Tem-se deparado no dia-a-dia com barreiras de acessibilidades “atitudinais” físicas. Que impacto têm estas enormes barreiras e a falta de acessibilidades?

Existem de facto diversas barreiras com que nós pessoas com deficiência se deparam no dia-a-dia. Desde barreiras físicas (degraus, falta de elevadores, pisos irregulares, wc não adaptados) mas também barreiras de atitudes da sociedade para connosco pessoa com deficiência desde : infantilização, super proteção, etc.

Todas estas barreiras são altamente limitantes para a pessoas com deficiência pois impede a mesma de experimentar o mundo de forma igualmente completa.

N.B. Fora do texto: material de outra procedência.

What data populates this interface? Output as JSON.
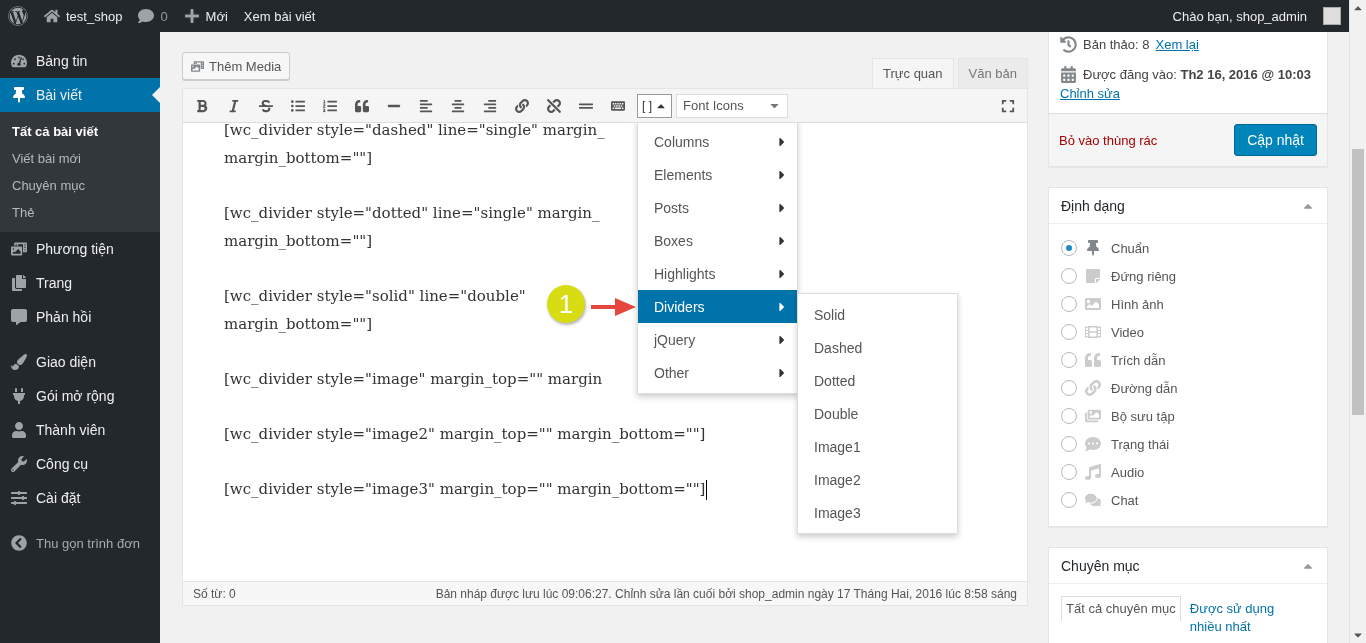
{
  "admin_bar": {
    "site": "test_shop",
    "comments": "0",
    "new": "Mới",
    "view": "Xem bài viết",
    "greeting": "Chào bạn, shop_admin"
  },
  "sidebar": {
    "groups": [
      [
        {
          "label": "Bảng tin",
          "selected": false
        },
        {
          "label": "Bài viết",
          "selected": true,
          "children": [
            {
              "label": "Tất cả bài viết",
              "selected": true
            },
            {
              "label": "Viết bài mới",
              "selected": false
            },
            {
              "label": "Chuyên mục",
              "selected": false
            },
            {
              "label": "Thẻ",
              "selected": false
            }
          ]
        },
        {
          "label": "Phương tiện",
          "selected": false
        },
        {
          "label": "Trang",
          "selected": false
        },
        {
          "label": "Phản hồi",
          "selected": false
        }
      ],
      [
        {
          "label": "Giao diện",
          "selected": false
        },
        {
          "label": "Gói mở rộng",
          "selected": false
        },
        {
          "label": "Thành viên",
          "selected": false
        },
        {
          "label": "Công cụ",
          "selected": false
        },
        {
          "label": "Cài đặt",
          "selected": false
        }
      ]
    ],
    "collapse": "Thu gọn trình đơn"
  },
  "editor": {
    "add_media": "Thêm Media",
    "tabs": [
      {
        "label": "Trực quan",
        "selected": true
      },
      {
        "label": "Văn bản",
        "selected": false
      }
    ],
    "shortcode_button": "[ ]",
    "font_select": "Font Icons",
    "paragraphs": [
      [
        "[wc_divider style=\"dashed\" line=\"single\" margin_",
        "margin_bottom=\"\"]"
      ],
      [
        "[wc_divider style=\"dotted\" line=\"single\" margin_",
        "margin_bottom=\"\"]"
      ],
      [
        "[wc_divider style=\"solid\" line=\"double\"",
        "margin_bottom=\"\"]"
      ],
      [
        "[wc_divider style=\"image\" margin_top=\"\" margin"
      ],
      [
        "[wc_divider style=\"image2\" margin_top=\"\" margin_bottom=\"\"]"
      ],
      [
        "[wc_divider style=\"image3\" margin_top=\"\" margin_bottom=\"\"]"
      ]
    ],
    "menu": {
      "items": [
        {
          "label": "Columns",
          "selected": false
        },
        {
          "label": "Elements",
          "selected": false
        },
        {
          "label": "Posts",
          "selected": false
        },
        {
          "label": "Boxes",
          "selected": false
        },
        {
          "label": "Highlights",
          "selected": false
        },
        {
          "label": "Dividers",
          "selected": true
        },
        {
          "label": "jQuery",
          "selected": false
        },
        {
          "label": "Other",
          "selected": false
        }
      ],
      "submenu": [
        "Solid",
        "Dashed",
        "Dotted",
        "Double",
        "Image1",
        "Image2",
        "Image3"
      ]
    },
    "callout": "1",
    "word_count": "Số từ: 0",
    "autosave": "Bản nháp được lưu lúc 09:06:27. Chỉnh sửa lần cuối bởi shop_admin ngày 17 Tháng Hai, 2016 lúc 8:58 sáng"
  },
  "publish": {
    "revisions": "Bản thảo: 8",
    "revisions_link": "Xem lại",
    "published": "Được đăng vào: **Th2 16, 2016 @ 10:03**",
    "edit_link": "Chỉnh sửa",
    "trash": "Bỏ vào thùng rác",
    "update": "Cập nhật"
  },
  "format": {
    "title": "Định dạng",
    "options": [
      {
        "label": "Chuẩn",
        "selected": true
      },
      {
        "label": "Đứng riêng",
        "selected": false
      },
      {
        "label": "Hình ảnh",
        "selected": false
      },
      {
        "label": "Video",
        "selected": false
      },
      {
        "label": "Trích dẫn",
        "selected": false
      },
      {
        "label": "Đường dẫn",
        "selected": false
      },
      {
        "label": "Bộ sưu tập",
        "selected": false
      },
      {
        "label": "Trạng thái",
        "selected": false
      },
      {
        "label": "Audio",
        "selected": false
      },
      {
        "label": "Chat",
        "selected": false
      }
    ]
  },
  "categories": {
    "title": "Chuyên mục",
    "tabs": [
      {
        "label": "Tất cả chuyên mục",
        "selected": true
      },
      {
        "label": "Được sử dụng nhiều nhất",
        "selected": false
      }
    ]
  }
}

Eu já fui uma pessoa sem deficiência e sei que as minhas vivências no mundo hoje, enquanto pessoa com deficiência, são muito diferentes e bem mais limitadas.



De que forma é possível combater esta invisibilidade e as barreiras de acessibilidade e as pessoas com deficiência poderem circular e viver com independência?

Para que se combata esta invisibilidade é preciso promover a representatividade da PCD em todas as áreas da nossa sociedade. Dar espaço à PCD para frequentar todos os espaços para que esta possa ser vista e lembrada porque só assim iremos ver as mudanças no sentido da construção de um mundo mais inclusivo e acessível.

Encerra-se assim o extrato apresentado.